Task Configuration in Energyworx

  • We have predefined task types within the Energyworx application, each associated with a set of statuses, with 'open' being the mandatory minimum status.
  • Tasks are allocated to specific taskboards, the identifiers of which are preserved as a dictionary within our environment variables (namespace: taskboardID).

Audit events

To provide comprehensive insights into our system's operations, we employ a logging service that writes data to BigQuery. This allows for the generation of detailed reports and dashboard visuals within the Energyworx application.

Log Data Structure

  • Our system publishes logs to a custom topic (ps-to-bq), which validates incoming messages against a defined schema before they are recorded in the integration-service-processing-logs table.

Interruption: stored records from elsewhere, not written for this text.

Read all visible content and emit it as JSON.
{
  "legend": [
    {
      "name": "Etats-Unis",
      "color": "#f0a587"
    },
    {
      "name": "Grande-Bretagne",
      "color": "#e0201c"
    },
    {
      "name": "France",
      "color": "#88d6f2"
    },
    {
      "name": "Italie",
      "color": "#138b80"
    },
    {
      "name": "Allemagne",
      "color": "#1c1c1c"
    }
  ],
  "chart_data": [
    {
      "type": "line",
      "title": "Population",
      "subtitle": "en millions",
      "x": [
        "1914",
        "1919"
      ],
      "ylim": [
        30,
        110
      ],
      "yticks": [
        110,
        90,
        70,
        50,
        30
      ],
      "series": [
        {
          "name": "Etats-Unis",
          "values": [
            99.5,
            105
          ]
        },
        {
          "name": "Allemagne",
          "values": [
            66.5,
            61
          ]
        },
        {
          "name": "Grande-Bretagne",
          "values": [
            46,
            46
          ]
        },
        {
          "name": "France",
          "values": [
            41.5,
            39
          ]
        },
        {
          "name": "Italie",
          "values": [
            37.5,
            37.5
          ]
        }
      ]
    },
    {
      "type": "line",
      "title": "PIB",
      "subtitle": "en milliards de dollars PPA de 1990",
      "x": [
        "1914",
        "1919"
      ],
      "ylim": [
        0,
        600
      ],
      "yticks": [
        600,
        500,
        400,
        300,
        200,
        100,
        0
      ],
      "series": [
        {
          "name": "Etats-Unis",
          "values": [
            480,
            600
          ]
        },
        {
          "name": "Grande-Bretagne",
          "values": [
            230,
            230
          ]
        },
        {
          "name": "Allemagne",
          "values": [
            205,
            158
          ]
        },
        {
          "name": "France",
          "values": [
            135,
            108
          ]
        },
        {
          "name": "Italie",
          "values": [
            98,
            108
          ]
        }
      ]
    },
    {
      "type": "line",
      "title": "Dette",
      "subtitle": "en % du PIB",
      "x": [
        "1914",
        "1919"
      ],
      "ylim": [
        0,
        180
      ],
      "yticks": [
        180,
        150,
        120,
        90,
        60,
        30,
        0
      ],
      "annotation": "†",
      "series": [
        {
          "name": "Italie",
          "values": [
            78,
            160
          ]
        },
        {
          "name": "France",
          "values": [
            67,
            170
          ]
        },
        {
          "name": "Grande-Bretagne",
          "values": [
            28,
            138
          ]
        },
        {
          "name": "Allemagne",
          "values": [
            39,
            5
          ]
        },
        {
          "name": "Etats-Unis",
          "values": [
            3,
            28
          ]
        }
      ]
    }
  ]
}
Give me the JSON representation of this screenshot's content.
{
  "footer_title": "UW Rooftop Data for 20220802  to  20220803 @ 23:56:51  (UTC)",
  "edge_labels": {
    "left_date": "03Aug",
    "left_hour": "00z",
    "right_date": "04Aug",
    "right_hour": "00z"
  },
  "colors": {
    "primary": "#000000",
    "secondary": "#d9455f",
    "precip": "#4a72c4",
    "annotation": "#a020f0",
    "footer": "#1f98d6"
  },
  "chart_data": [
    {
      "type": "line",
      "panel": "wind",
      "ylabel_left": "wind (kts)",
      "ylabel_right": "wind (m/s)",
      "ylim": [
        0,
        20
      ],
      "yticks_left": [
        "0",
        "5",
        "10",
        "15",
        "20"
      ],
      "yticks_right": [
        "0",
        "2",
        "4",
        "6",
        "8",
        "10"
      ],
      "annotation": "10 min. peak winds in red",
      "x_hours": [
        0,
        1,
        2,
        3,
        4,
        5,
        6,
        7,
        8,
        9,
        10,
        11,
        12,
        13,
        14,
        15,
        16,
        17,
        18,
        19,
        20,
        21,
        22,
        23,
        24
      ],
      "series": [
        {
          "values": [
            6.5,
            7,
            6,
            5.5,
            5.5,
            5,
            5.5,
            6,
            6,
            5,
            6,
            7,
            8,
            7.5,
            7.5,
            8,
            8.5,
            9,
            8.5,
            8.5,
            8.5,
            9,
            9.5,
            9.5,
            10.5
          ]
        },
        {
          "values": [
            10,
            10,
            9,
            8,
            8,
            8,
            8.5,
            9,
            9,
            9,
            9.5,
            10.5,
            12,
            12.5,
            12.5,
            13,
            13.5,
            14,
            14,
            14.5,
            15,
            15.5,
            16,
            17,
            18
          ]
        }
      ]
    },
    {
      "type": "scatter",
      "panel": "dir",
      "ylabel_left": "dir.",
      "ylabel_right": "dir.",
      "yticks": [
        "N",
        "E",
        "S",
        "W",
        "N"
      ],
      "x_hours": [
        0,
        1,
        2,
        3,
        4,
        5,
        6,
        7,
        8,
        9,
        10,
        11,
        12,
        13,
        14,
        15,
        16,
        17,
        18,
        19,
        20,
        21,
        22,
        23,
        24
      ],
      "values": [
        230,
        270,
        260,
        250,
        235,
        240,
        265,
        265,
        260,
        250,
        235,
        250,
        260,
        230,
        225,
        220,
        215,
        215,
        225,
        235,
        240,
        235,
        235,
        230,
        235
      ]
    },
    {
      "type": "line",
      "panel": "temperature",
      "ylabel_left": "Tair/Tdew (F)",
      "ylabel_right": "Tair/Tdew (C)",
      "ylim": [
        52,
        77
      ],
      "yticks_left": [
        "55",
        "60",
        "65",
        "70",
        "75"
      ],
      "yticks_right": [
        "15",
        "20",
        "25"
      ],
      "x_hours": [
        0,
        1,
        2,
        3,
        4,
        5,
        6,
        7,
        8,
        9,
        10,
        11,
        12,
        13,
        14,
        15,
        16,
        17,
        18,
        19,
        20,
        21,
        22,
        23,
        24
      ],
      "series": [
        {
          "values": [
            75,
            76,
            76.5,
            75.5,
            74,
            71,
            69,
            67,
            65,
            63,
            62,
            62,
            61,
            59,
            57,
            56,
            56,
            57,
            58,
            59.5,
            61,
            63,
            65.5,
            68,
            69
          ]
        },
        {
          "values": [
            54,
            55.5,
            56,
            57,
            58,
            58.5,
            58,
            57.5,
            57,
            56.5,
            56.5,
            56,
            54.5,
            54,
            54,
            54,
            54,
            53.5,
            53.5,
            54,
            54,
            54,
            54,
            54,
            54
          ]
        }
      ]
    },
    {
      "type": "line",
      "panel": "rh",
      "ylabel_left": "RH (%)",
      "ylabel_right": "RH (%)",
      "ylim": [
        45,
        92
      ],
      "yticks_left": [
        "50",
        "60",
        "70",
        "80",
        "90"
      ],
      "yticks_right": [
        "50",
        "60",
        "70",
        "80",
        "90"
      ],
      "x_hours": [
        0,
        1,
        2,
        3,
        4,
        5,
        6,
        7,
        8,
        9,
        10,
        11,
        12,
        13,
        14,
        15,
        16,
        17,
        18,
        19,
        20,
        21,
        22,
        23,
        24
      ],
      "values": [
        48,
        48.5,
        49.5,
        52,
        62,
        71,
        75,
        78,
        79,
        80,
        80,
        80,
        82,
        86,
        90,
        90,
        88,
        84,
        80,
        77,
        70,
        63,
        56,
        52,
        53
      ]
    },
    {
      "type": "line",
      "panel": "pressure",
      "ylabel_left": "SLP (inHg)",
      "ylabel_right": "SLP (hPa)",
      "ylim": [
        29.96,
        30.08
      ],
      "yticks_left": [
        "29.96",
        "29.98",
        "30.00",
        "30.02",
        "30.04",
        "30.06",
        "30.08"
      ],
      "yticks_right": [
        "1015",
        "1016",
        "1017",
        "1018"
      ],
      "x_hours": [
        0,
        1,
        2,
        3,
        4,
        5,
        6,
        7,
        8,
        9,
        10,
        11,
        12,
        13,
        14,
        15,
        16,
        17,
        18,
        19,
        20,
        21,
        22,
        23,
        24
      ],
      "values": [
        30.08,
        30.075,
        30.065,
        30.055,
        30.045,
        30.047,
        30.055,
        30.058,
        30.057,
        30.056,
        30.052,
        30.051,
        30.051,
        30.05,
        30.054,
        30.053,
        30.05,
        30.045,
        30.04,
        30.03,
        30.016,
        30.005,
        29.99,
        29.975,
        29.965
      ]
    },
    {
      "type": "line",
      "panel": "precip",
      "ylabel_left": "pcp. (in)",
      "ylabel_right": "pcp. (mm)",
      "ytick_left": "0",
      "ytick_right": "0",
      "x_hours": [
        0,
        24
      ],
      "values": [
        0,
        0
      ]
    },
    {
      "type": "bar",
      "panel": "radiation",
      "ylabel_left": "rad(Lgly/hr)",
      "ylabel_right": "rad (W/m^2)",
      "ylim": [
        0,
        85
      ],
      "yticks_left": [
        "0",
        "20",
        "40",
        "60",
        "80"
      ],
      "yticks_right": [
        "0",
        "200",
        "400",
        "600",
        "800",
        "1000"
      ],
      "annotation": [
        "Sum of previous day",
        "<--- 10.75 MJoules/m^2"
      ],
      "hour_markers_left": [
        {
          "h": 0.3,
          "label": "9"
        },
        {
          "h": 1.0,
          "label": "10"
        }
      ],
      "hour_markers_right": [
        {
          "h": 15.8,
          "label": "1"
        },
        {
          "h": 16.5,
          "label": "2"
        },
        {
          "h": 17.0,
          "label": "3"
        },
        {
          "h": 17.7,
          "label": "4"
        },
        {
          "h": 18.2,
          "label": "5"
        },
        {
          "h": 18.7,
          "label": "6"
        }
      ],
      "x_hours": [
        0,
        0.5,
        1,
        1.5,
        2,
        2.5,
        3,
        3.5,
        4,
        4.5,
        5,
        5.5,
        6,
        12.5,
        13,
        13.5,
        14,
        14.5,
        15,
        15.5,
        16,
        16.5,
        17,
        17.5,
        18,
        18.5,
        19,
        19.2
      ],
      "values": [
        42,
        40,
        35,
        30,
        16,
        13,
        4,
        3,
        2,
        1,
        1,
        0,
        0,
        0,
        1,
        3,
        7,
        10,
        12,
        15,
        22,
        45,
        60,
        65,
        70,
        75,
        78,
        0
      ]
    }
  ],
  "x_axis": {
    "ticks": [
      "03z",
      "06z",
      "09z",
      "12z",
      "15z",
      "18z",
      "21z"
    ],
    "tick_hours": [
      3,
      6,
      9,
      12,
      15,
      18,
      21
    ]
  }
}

The log schema includes fields such as participant_id, message_type, and process_type_id, among others, ensuring a comprehensive capture of event details.

Configuration Management

Primary configurations, like XSDs for message validation, tag-mappings, and validation rules, are maintained within a dedicated Google Bucket.

Configuration Directories

  1. Maps Directory: This directory stores all the mappings of different file types going in and out of the integration service. The values retrieved are used in other parts of the integration service.
  2. Schemas Directory: This directory stores all the XSD files. Each XSD is named identically to the message type it validates, ensuring a direct correlation between incoming messages and their respective validation schemas.
  3. Tags Directory: Here we house the mappings for tags used within the FileManager. The mappings are presented in a JSON format where each tag name is associated with the name/xpath of the XML element it represents. Deprecated because this is added to the mapping.
  4. Rules Directory: This directory contains JSON files with validation rules. Each file is named in the format messageType_MessageProcessTypeId. The rules define the criteria against which message elements are validated.
  5. Config Directory: This directory contains JSON file message_config.json. the file contains al the configuration items per message type where the rules, xsd’s and mappings can be found. See the page message config for more details.